Garantías procesales y apelación
El tribunal señaló la ausencia de un proceso de preaviso y de mecanismos posteriores que permitan a Anthropic defenderse antes de sufrir la exclusión. Esa falta de procedimiento fue un elemento clave para que la jueza considerara que la empresa probablemente tendrá éxito respecto a sus reclamaciones legales en instancias superiores. La pausa de siete días sirve, además, como ventana para que el Gobierno evalúe y, si procede, recurra la decisión ante tribunales de apelación.
Reacciones de las partes
Anthropic celebró la resolución y la describió como un paso necesario para proteger a la compañía, sus clientes y socios. En su comunicado, la firma reiteró su intención de colaborar con las autoridades para que la tecnología beneficie a la sociedad bajo estándares de seguridad y responsabilidad. Por su parte, la Secretaría de Defensa y la Casa Blanca no emitieron respuestas inmediatas al fallo público.

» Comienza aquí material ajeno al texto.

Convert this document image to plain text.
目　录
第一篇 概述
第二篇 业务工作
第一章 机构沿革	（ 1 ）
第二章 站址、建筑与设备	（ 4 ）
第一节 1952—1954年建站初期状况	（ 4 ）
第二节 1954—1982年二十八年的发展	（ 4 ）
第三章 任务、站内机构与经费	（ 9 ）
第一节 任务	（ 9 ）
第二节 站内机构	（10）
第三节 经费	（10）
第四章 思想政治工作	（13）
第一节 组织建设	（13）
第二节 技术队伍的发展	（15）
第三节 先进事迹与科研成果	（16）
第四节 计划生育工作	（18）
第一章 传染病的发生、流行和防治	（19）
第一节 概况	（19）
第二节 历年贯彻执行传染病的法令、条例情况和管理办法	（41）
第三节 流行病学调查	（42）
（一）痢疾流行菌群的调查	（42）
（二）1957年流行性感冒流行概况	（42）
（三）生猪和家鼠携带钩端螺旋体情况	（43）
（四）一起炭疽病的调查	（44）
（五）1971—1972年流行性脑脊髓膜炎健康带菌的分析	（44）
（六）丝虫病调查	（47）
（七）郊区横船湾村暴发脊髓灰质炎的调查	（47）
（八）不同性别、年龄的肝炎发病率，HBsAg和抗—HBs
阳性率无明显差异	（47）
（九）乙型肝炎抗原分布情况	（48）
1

Contexto político y tecnológico
La controversia comenzó por la decisión administrativa del Ejecutivo y del entonces secretario de Defensa, que etiquetaron a Anthropic como un riesgo tras la negativa de la compañía a consentir ciertos usos. La medida generó debates sobre cómo equilibrar la seguridad nacional, la innovación en inteligencia artificial y las garantías procesales para empresas tecnológicas. Además, el caso llamó la atención porque Anthropic ya había sido aprobada para operar en redes clasificadas del Departamento de Defensa, lo que complica la lectura de la acción administrativa como una mera cuestión técnica.
Implicaciones a futuro
La resolución provisional no cierra el asunto: abre una fase judicial en la que se discutirán el fondo y los procedimientos utilizados por el Gobierno. Si la apelación sigue adelante, los tribunales superiores deberán sopesar el equilibrio entre prerrogativas ejecutivas en materia de seguridad y las protecciones que asisten a las empresas. Para la industria, el caso puede sentar precedentes sobre cómo deben abordarse los límites del uso militar de tecnologías comerciales y la protección de la competencia en un mercado de rápido desarrollo.

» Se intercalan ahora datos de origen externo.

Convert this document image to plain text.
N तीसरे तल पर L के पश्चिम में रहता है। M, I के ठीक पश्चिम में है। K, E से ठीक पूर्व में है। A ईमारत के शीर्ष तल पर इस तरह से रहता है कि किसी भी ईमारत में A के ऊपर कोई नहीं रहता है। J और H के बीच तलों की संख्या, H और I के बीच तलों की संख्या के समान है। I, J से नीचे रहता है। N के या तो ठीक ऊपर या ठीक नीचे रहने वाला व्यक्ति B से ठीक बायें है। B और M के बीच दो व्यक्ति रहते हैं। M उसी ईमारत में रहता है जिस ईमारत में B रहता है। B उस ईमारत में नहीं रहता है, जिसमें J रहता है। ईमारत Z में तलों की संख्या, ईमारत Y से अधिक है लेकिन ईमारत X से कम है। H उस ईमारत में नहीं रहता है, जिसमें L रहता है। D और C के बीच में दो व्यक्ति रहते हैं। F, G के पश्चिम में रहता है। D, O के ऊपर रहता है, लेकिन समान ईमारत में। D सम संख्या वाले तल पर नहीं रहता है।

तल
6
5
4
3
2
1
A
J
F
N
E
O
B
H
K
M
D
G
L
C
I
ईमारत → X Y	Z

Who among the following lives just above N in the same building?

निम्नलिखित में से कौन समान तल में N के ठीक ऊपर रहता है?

En definitiva, la decisión del tribunal representa una pausa en un conflicto que combina cuestiones legales, éticas y estratégicas sobre el papel de la IA en actividades públicas. Mientras se resuelven los recursos, Anthropic podrá continuar sus contratos y negociaciones con el gobierno, aunque la disputa promete seguir marcando la agenda sobre regulación y responsabilidad en el sector tecnológico.